Живи и помни (сборник). Валентин РаспутинЧитать онлайн книгу.
Из труб поползли дымы, послышались слабые, еще полусонные, неясные звуки. Поднялась и Настена: окно, что напротив печки, занялось прерывистым алым мерцанием. Мелькнул, открываясь, угол двери, кто-то вышел, но забор мешал видеть – кто: Настена или отец? Настене пора идти к корове, но отец, наверное, еще до дойки задает скотине корм, а может, и это теперь легло на Настену – кто их там знает! А вдруг мать, взбередившись каким-то неспокойным чутьем, из последних сил выбралась на улицу и стоит, ждет, что ее позвало сюда и что и куда подвинет дальше? Неужели мать совсем, ну совсем ни капельки не чувствует, что он здесь, рядом?

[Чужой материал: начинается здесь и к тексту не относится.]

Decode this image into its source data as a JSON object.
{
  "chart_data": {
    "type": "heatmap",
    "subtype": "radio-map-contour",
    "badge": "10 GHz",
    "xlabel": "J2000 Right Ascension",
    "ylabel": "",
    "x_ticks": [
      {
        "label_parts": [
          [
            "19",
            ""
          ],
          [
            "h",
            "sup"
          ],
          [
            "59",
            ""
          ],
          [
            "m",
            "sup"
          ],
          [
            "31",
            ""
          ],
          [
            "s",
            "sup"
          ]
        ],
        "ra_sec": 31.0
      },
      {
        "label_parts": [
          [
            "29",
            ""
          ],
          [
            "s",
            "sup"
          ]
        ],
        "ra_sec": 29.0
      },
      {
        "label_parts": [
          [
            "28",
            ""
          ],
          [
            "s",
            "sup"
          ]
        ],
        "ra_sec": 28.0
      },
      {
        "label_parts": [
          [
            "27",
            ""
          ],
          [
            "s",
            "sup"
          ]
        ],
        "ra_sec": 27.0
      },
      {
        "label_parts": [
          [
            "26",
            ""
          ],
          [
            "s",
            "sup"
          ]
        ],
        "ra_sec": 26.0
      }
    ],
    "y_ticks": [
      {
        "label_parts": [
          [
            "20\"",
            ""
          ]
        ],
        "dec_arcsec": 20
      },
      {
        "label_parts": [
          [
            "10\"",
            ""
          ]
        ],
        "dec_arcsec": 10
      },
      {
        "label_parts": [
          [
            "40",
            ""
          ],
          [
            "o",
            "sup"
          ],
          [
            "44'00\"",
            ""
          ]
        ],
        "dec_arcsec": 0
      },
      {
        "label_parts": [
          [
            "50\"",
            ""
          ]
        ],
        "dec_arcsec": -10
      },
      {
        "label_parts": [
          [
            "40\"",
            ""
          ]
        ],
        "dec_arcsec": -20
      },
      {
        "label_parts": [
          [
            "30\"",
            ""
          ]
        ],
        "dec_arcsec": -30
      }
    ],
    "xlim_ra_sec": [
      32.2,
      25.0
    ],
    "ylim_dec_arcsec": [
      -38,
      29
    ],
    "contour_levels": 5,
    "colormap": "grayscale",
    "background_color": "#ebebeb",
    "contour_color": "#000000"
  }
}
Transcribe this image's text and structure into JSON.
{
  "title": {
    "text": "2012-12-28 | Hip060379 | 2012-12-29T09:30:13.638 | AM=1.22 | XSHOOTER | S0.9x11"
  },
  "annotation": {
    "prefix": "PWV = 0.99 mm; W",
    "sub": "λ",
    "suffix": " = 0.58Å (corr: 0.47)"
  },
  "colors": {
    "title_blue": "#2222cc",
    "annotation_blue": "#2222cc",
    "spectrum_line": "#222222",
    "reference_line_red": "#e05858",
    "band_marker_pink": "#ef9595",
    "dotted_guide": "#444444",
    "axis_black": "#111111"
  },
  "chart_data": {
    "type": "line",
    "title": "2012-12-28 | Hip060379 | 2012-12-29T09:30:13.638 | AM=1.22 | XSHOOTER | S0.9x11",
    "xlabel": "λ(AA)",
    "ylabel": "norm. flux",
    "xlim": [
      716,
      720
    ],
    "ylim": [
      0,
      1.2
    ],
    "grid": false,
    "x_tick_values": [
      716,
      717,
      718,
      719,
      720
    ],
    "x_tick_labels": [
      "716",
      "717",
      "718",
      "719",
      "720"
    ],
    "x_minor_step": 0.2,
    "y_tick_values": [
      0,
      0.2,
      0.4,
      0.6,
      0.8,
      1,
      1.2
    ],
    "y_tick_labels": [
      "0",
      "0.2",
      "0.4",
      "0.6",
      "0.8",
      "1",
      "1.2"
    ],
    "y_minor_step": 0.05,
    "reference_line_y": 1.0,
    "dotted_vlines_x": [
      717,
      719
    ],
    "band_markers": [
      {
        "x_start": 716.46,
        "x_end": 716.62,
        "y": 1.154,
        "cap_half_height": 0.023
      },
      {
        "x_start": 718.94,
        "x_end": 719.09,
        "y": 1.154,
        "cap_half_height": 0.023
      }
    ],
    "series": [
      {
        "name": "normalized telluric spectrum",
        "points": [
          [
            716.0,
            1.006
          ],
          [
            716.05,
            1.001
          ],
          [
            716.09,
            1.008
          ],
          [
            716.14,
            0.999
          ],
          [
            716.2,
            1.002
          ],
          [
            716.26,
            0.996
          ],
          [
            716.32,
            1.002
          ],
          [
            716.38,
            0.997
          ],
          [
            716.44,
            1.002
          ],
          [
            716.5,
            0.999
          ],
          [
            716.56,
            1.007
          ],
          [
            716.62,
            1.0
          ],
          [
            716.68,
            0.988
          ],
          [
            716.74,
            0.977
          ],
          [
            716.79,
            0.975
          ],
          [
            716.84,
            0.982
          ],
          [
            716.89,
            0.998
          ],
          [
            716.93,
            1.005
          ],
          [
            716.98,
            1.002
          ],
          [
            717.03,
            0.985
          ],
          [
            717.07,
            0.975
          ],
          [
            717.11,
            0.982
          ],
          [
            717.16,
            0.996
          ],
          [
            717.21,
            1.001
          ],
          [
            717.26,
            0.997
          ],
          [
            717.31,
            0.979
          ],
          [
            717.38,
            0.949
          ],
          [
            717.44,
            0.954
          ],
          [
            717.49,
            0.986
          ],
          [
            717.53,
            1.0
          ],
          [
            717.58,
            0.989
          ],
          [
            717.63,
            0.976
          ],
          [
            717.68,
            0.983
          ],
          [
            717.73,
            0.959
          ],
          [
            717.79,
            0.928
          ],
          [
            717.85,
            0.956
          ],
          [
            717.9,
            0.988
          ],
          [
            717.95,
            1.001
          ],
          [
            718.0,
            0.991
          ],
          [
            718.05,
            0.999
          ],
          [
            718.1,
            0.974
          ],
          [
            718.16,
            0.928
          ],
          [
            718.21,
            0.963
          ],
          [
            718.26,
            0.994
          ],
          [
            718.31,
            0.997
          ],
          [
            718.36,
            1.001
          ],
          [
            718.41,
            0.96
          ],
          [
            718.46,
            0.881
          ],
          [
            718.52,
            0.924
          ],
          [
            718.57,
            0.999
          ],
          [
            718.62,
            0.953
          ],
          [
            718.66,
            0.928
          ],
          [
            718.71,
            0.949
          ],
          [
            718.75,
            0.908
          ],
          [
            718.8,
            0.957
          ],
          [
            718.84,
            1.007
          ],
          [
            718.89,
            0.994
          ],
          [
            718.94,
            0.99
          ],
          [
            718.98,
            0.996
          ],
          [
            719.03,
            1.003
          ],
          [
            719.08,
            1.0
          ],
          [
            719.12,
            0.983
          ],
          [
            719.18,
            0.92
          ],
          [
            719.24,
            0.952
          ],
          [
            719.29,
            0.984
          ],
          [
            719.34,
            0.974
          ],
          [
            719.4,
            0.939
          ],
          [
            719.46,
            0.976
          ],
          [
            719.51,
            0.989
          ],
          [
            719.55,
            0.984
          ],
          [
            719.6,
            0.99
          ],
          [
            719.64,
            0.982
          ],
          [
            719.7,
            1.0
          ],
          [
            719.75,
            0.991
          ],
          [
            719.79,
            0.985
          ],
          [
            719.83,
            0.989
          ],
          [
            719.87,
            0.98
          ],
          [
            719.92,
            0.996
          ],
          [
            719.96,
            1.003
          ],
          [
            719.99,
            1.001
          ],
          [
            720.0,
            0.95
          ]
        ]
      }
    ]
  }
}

Он стоял, смотрел, припоминал, но все как-то легко, без волнения и боли – или они еще не проснулись, не расшевелились, или он успел их погубить. Он и сам начинал удивляться своему спокойствию: впервые за четыре года стоит перед родной деревней, и стоит, понимая, что ему, быть может, больше не доведется так стоять, и хоть бы хны. Там изболелся, исстрадался, готов был что угодно отдать, чтобы пусть разок напоследок, пусть одним глазком взглянуть на свою Атамановку, ради этого, можно сказать, и шел сюда – и вот пришел, а душа пустая. Неужели правда все выгорело дотла?
Чтобы проверить себя, он перевел взгляд на избу Вити Березкина, своего товарища и одногодка, который остался под Москвой. Знакомая изба – тоже вон пустила дымок, в ней теперь Надька с ребятишками. Андрей помогал Вите перевозиться сюда с верхнего края, когда Витя отделился от матери. А что было особенно перевозить? Запрягли коня, сбросали на телегу два или три узла, кровать да деревянный топчан – вот и все хозяйство. Лавки, стол сколотили уж здесь, инструмент брал из дому Андрей. Что-то смастерили не по Надьке, она разворчалась – тогда ее вдвоем, как Надька ни верещала, как ни отбивалась, затолкали на крышу и, посмеиваясь, слушали ее рев оттуда на всю матушку-деревню. За то, чтоб снять, требовали бутылку и добились: обещала. Ничего другого Надьке не оставалось – прыгать она боялась, а лестницы не было.
И вспоминалось тоже легко, легко и живо – потому и всплыло поперед всех именно это воспоминание. Но Андрея насторожило, как близко и точно представился ему сейчас Витя: лицо, голос, походка, жесты – все. Словно только что стоял рядом и отошел на одну минутку. «Интересно, – подумал Гуськов, – его нет, а я вижу и слышу его как живого. Кто тут постарался – Витя или моя память? Видит ли кто-нибудь так же хорошо, скажем, меня? Я есть, я должен лучше видеться людям, живой – живым! Нет, тут дело, наверно, в другом, – остановил он себя. – Витя исполнился, дошел до конца, все знают, что с ним сталось. А что с тобой – никому не известно. Люди уже сейчас избегают тебя вспоминать, у тебя нет пристанища, откуда могут пойти воспоминания, ты и живой для них стерся и растаял, как прошлогодний снег. А потом: память о человеке, которая идет к людям, наверняка знает себе цену, поэтому память о тебе вечно будет стыдиться и прятаться, как прячешься сейчас ты. Не надейся, ни на что не надейся – тебе и тут ничего не светит».